Le gouvernement néerlandais lance l’opération secrète “Beethoven” pour retenir ASML, le principal fabricant d’équipements semi-conducteurs du pays.
Publié le 10.3.2024
L’usine nouvelle rapporte : Les médias néerlandais, citant des sources internes, ont fait état du plan sans précédent du cabinet de Mark Rutte visant à empêcher le départ d’ASML. Des négociations personnelles entre Peter Wennink, PDG d’ASML, et Rutte, avec la participation du ministre de l’Économie, pourraient avoir lieu dès ce mercredi. Des sources affirment qu’ASML a déjà averti les autorités de ses projets d’expansion dans d’autres régions, comme la France, et a envoyé une liste de souhaits au cabinet pour changer la situation. Il est prévu que Christophe Fouquet, actuellement directeur commercial, soit confirmé en tant que nouveau PDG et président d’ASML en avril.

En janvier, Wennink a déclaré qu’ASML n’était pas obligée d’être liée aux Pays-Bas et qu’elle prendrait la décision de déplacer l’entreprise vers d’autres juridictions où les conditions de sa croissance existent. Les critiques formulées par Wennink lors de la présentation des résultats annuels de l’entreprise concernaient notamment la position politique des autorités concernant la création d’obstacles à la migration de main-d’œuvre, notamment la suppression des avantages fiscaux pour les expatriés, qui menacent les projets de l’entreprise en matière d’embauche de talents et de mise en œuvre d’innovations.
Les déclarations publiques du chef de l’ASML ont suscité de vives inquiétudes au sein du gouvernement. L’effectif du géant de la technologie compte environ 36 000 salariés. Plus de 21 000 personnes travaillent aux Pays-Bas, dont 40 % d’expatriés. La capitalisation boursière du groupe néerlandais a presque atteint ces dernières semaines un record de 400 milliards de dollars, renforçant ainsi la position d’ASML en tant que troisième entreprise européenne après Novo Nordisk et LVMH. Même une décision de transférer partiellement des activités stratégiques (ASML est le seul fabricant de machines lithographiques avancées au monde) à l’étranger porterait un nouveau coup dur au climat des affaires et aux marchés financiers déjà en souffrance du pays. Auparavant, en raison de l’augmentation de la pression fiscale, le géant pétrolier et gazier Shell et le leader mondial des produits de grande consommation Unilever avaient transféré leur siège social des Pays-Bas vers la Grande-Bretagne.

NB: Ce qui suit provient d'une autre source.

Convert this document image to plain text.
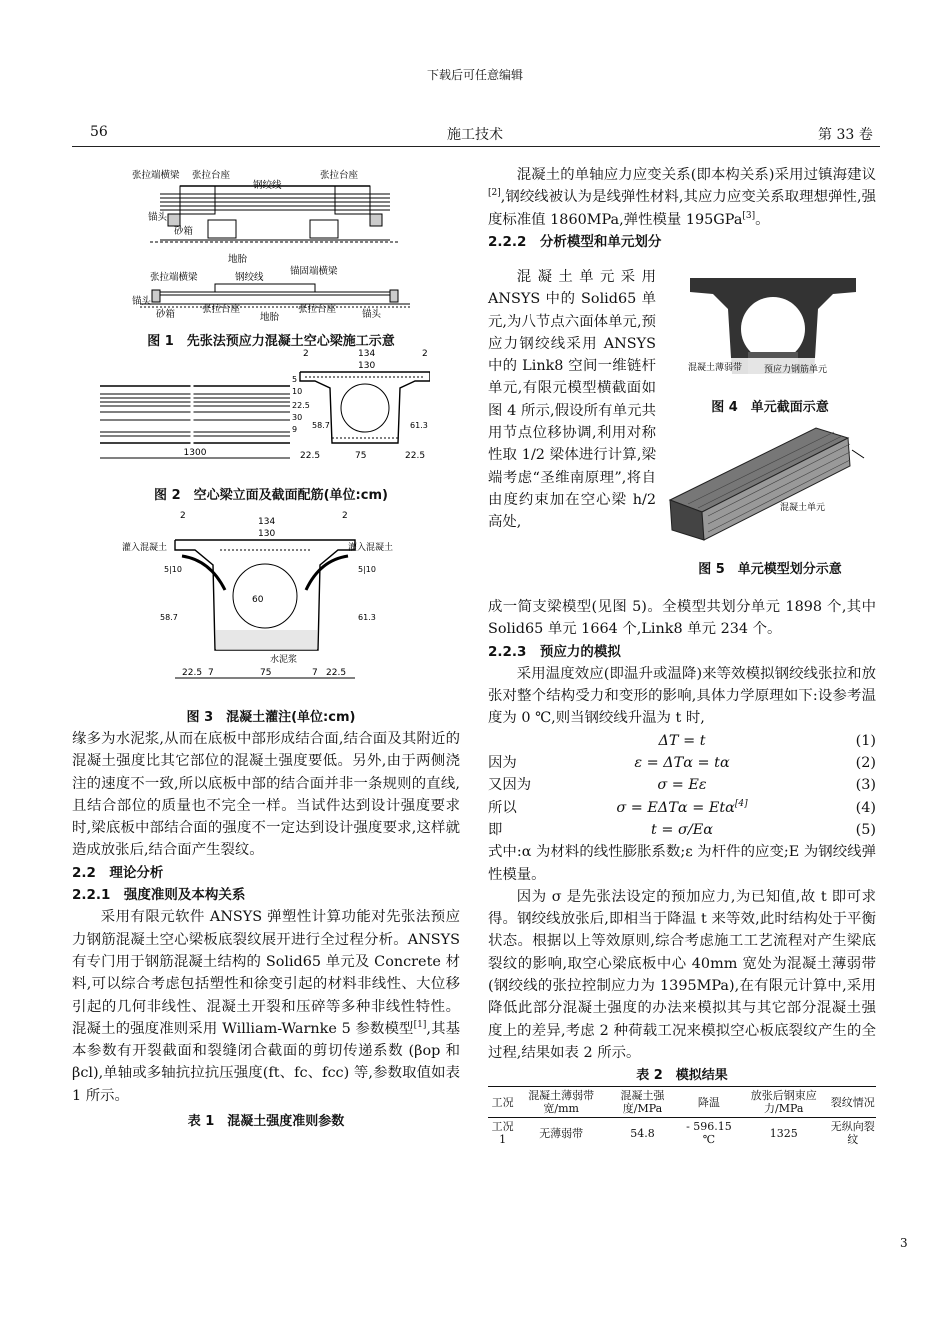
下载后可任意编辑
56	施工技术	第 33 卷
张拉端横梁 张拉台座
钢绞线
张拉台座
锚头
砂箱
地胎
张拉端横梁	钢绞线
锚固端横梁
锚头
砂箱	张拉台座
地胎
张拉台座	锚头
图 1　先张法预应力混凝土空心梁施工示意
1300
134
130
2	2
5
10
22.5
30
9 58.7	61.3
22.5	75	22.5
图 2　空心梁立面及截面配筋(单位:cm)
2	2
134
130
灌入混凝土	灌入混凝土
5|10	5|10
60
58.7	61.3
水泥浆
22.5 7	75	7 22.5
图 3　混凝土灌注(单位:cm)

缘多为水泥浆,从而在底板中部形成结合面,结合面及其附近的混凝土强度比其它部位的混凝土强度要低。另外,由于两侧浇注的速度不一致,所以底板中部的结合面并非一条规则的直线,且结合部位的质量也不完全一样。当试件达到设计强度要求时,梁底板中部结合面的强度不一定达到设计强度要求,这样就造成放张后,结合面产生裂纹。

2.2　理论分析

2.2.1　强度准则及本构关系

采用有限元软件 ANSYS 弹塑性计算功能对先张法预应力钢筋混凝土空心梁板底裂纹展开进行全过程分析。ANSYS 有专门用于钢筋混凝土结构的 Solid65 单元及 Concrete 材料,可以综合考虑包括塑性和徐变引起的材料非线性、大位移引起的几何非线性、混凝土开裂和压碎等多种非线性特性。混凝土的强度准则采用 William-Warnke 5 参数模型[1],其基本参数有开裂截面和裂缝闭合截面的剪切传递系数 (βop 和 βcl),单轴或多轴抗拉抗压强度(ft、fc、fcc) 等,参数取值如表 1 所示。

表 1　混凝土强度准则参数

混凝土的单轴应力应变关系(即本构关系)采用过镇海建议[2],钢绞线被认为是线弹性材料,其应力应变关系取理想弹性,强度标准值 1860MPa,弹性模量 195GPa[3]。

2.2.2　分析模型和单元划分

混凝土单元采用 ANSYS 中的 Solid65 单元,为八节点六面体单元,预应力钢绞线采用 ANSYS 中的 Link8 空间一维链杆单元,有限元模型横截面如图 4 所示,假设所有单元共用节点位移协调,利用对称性取 1/2 梁体进行计算,梁端考虑“圣维南原理”,将自由度约束加在空心梁 h/2 高处,

混凝土薄弱带 预应力钢筋单元
图 4　单元截面示意
混凝土单元
图 5　单元模型划分示意

成一简支梁模型(见图 5)。全模型共划分单元 1898 个,其中 Solid65 单元 1664 个,Link8 单元 234 个。

2.2.3　预应力的模拟

采用温度效应(即温升或温降)来等效模拟钢绞线张拉和放张对整个结构受力和变形的影响,具体力学原理如下:设参考温度为 0 ℃,则当钢绞线升温为 t 时,

ΔT = t	(1)
因为	ε = ΔTα = tα	(2)
又因为	σ = Eε	(3)
所以	σ = EΔTα = Etα[4]	(4)
即	t = σ/Eα	(5)

式中:α 为材料的线性膨胀系数;ε 为杆件的应变;E 为钢绞线弹性模量。

因为 σ 是先张法设定的预加应力,为已知值,故 t 即可求得。钢绞线放张后,即相当于降温 t 来等效,此时结构处于平衡状态。根据以上等效原则,综合考虑施工工艺流程对产生梁底裂纹的影响,取空心梁底板中心 40mm 宽处为混凝土薄弱带(钢绞线的张拉控制应力为 1395MPa),在有限元计算中,采用降低此部分混凝土强度的办法来模拟其与其它部分混凝土强度上的差异,考虑 2 种荷载工况来模拟空心板底裂纹产生的全过程,结果如表 2 所示。

表 2　模拟结果

工况	混凝土薄弱带宽/mm	混凝土强度/MPa	降温	放张后钢束应力/MPa	裂纹情况
工况 1	无薄弱带	54.8	- 596.15 ℃	1325	无纵向裂纹
3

Selon une enquête nationale auprès des entrepreneurs, le climat des affaires s’est considérablement détérioré au cours de l’année écoulée : la proportion de personnes interrogées qui ne considèrent plus les Pays-Bas comme un pays attractif pour faire des affaires est passée de 28 % à 44 %. Une entreprise néerlandaise sur cinq envisage désormais la possibilité de délocaliser ses activités à l’étranger – ce chiffre a considérablement augmenté depuis que Rutte a pris ses fonctions de Premier ministre en 2010.